Старые фотографии - стр. 49
Неумехи – глотку обжигают, закусывают снегом.
Цап в руку снег – и в рот.
Белое мясо. Белая рыба. Белое сало. Белый хлеб. Белый сахар.
Почему вся самая вкусная еда – белая?
А почему армия – Красная?
И почему, когда видишь кровь на снегу, тебя рвет?
Летянин стоит, поварешка в руках, из бидона зачерпывает. Солдаты подходят, с касками в руках. Земляные стены окопа осыпаются. Мороз их некрепко еще схватил.
Крепчает мороз. Скоро станет лютым зверем.
Убить врага. Убить зверя.
Один зверь убивает другого зверя.
Ты – человек? Еще человек.
Человек.
Потому что ты боишься.
Он тоже подошел, цепляя плечом шинели ледяную землю окопа, и протянул каску: давай, Летянин, жми-дави во все лопатки. Не жалей наркомовской пайки! Поварешка ровно на сто грамм, что ли? Кто измерял? Наклонился над бидоном, хотел рассмотреть свое отраженье в спирте, ― да Летянин поварешкой больно хлопнул его по голому лбу: куда суешь нос, все выпить хочешь?! после боя еще дам, если останешься живой! ― и он послушно, робко еще ближе каску к Летянину подсунул, и Летянин зачерпнул из бидона прозрачной, ртутно-живой жизни – и плеснул в каску ему.

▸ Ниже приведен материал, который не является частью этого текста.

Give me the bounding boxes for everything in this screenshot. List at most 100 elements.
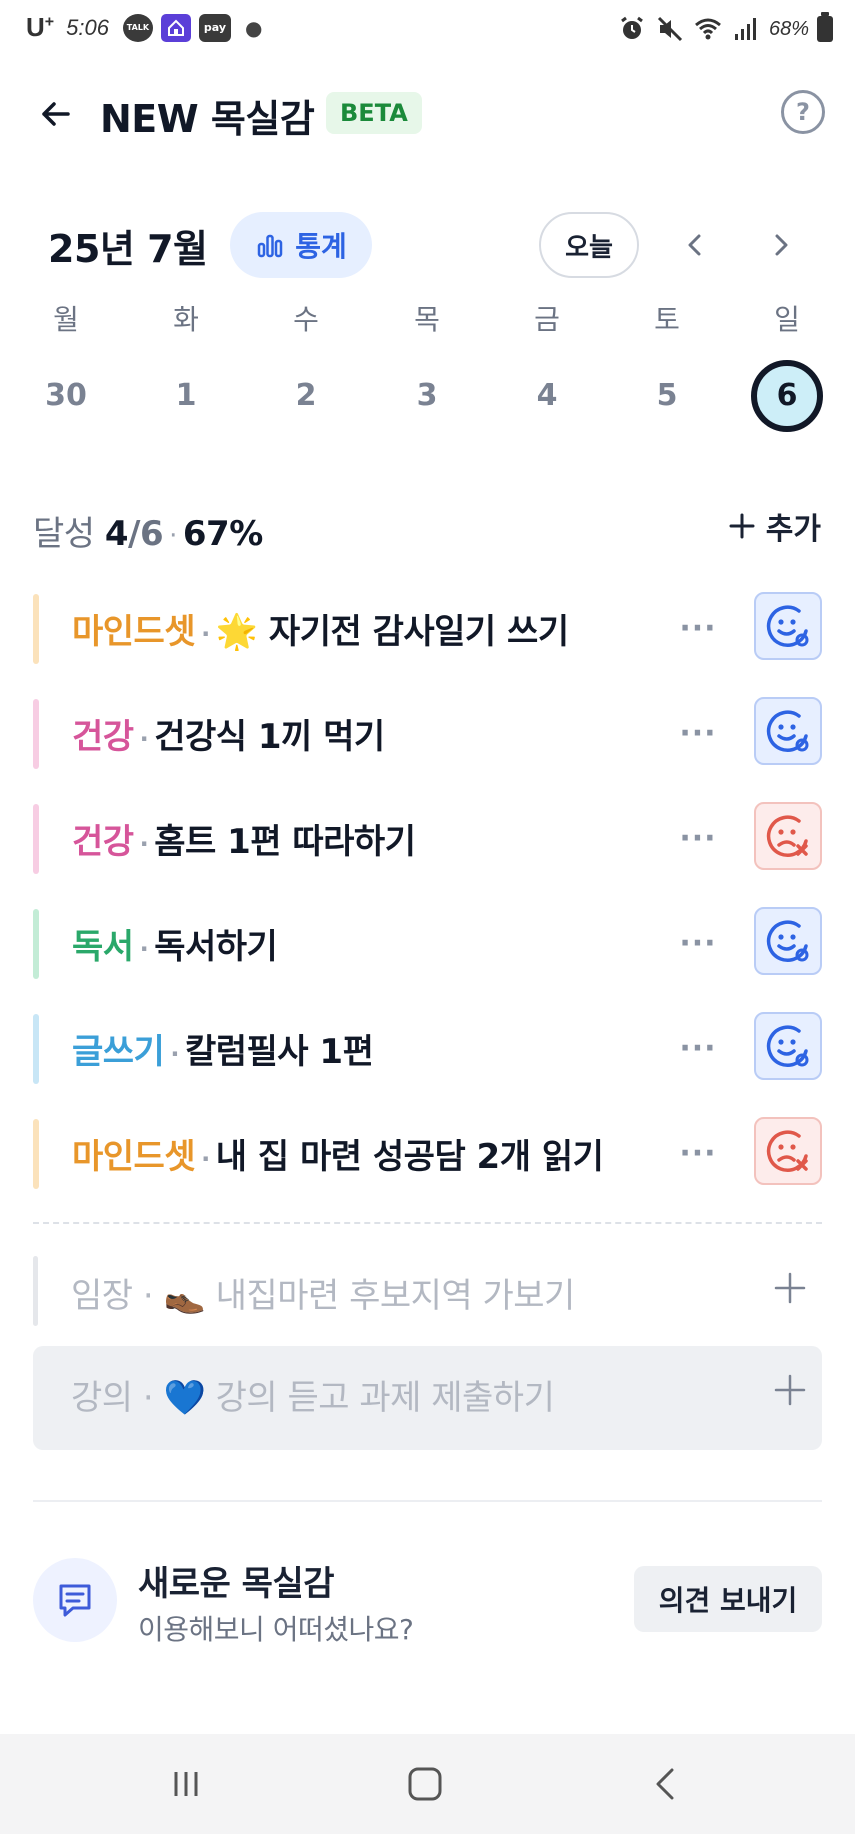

Он шагнул в сторону, освобождая место следующему. Бойцы подходили и одинаковым жестом протягивали каски. Он понял: это не разные бойцы, это один боец, ― и стало еще страшнее. Люди. Кто такие люди? Может, это земля живая, неколебимо, навсегда живая, а люди на ней – только ножки сороконожки, перебирают, шагают, бегут, потом падают – отмирают. И взамен вырастают другие.
Люди-щупальца. Люди-присоски. Люди – гусеницы и черви. Почему жизнь разумна? Потому что разумно все. И червяк думает. И улитка страдает.
Это он только сейчас понял.
Сжимая каску в руках, прижимая к животу, сел у земляной стены, скрючился. Сейчас выпьет, а закуски-то нет. Захмелеет. В атаку побежит вензелями. Стыд! Снег. Спаситель.
Ни капусты сегодня. Ни тушенки.
Он – снегом закусит.
Вечный снег. Эта зима бесконечна. Она кончится тогда, когда ты умрешь.
Когда тебя убьют.
Он ниже, по-бычьи нагнул голову над каской, не каску ко рту поднес, а к каске – голову. Чуть наклонил железную плошку. Спирт вылился сквозь зубы в судорожно дергающееся горло на удивленье быстро – даже глотка не получилось: пламя ощутил, жар в желудке, потом красный веселый туман перед глазами заплясал. И все.
Закусывать не надо.
Осмотрелся.
Он видел: бойцы пили так же, как он – украдкой, вроде как исподтишка, вроде они маленькие, а водку пьют без спросу, бутылку похитили из родительского шкафа, и увидит мать, и оплеух надает. Глотали, будто кто над душой стоит, отнимет. Поднимали незрячие лица. Отваливались от касок, как быки – от воды – на водопое. Переводили дух. Нежно улыбались сами себе. Тому, что выпили – живой чистый спирт еще живыми губами.
Он заглянул в каску: пусто. Вытер внутренность каски рукавом шинели. Понюхал рукав. Пахло хорошей водочкой. Как в мирные времена – из рюмки – в застолье. Он видел в Марьевке голод. Чуть не умер с голоду. Он видел красивые праздничные столы в Ленинграде. Он поднимал бокалы с шампанским, бокалы с грузинским вином. Но вкуснее этого спирта перед атакой он ничего не пил никогда.
«Еще бы глоточек!» – тяжело вздохнул боец рядом, и он, не глядя на него, кивнул. Надел каску. Растер ладонью грудь, грубая шерсть шинели окарябала руку.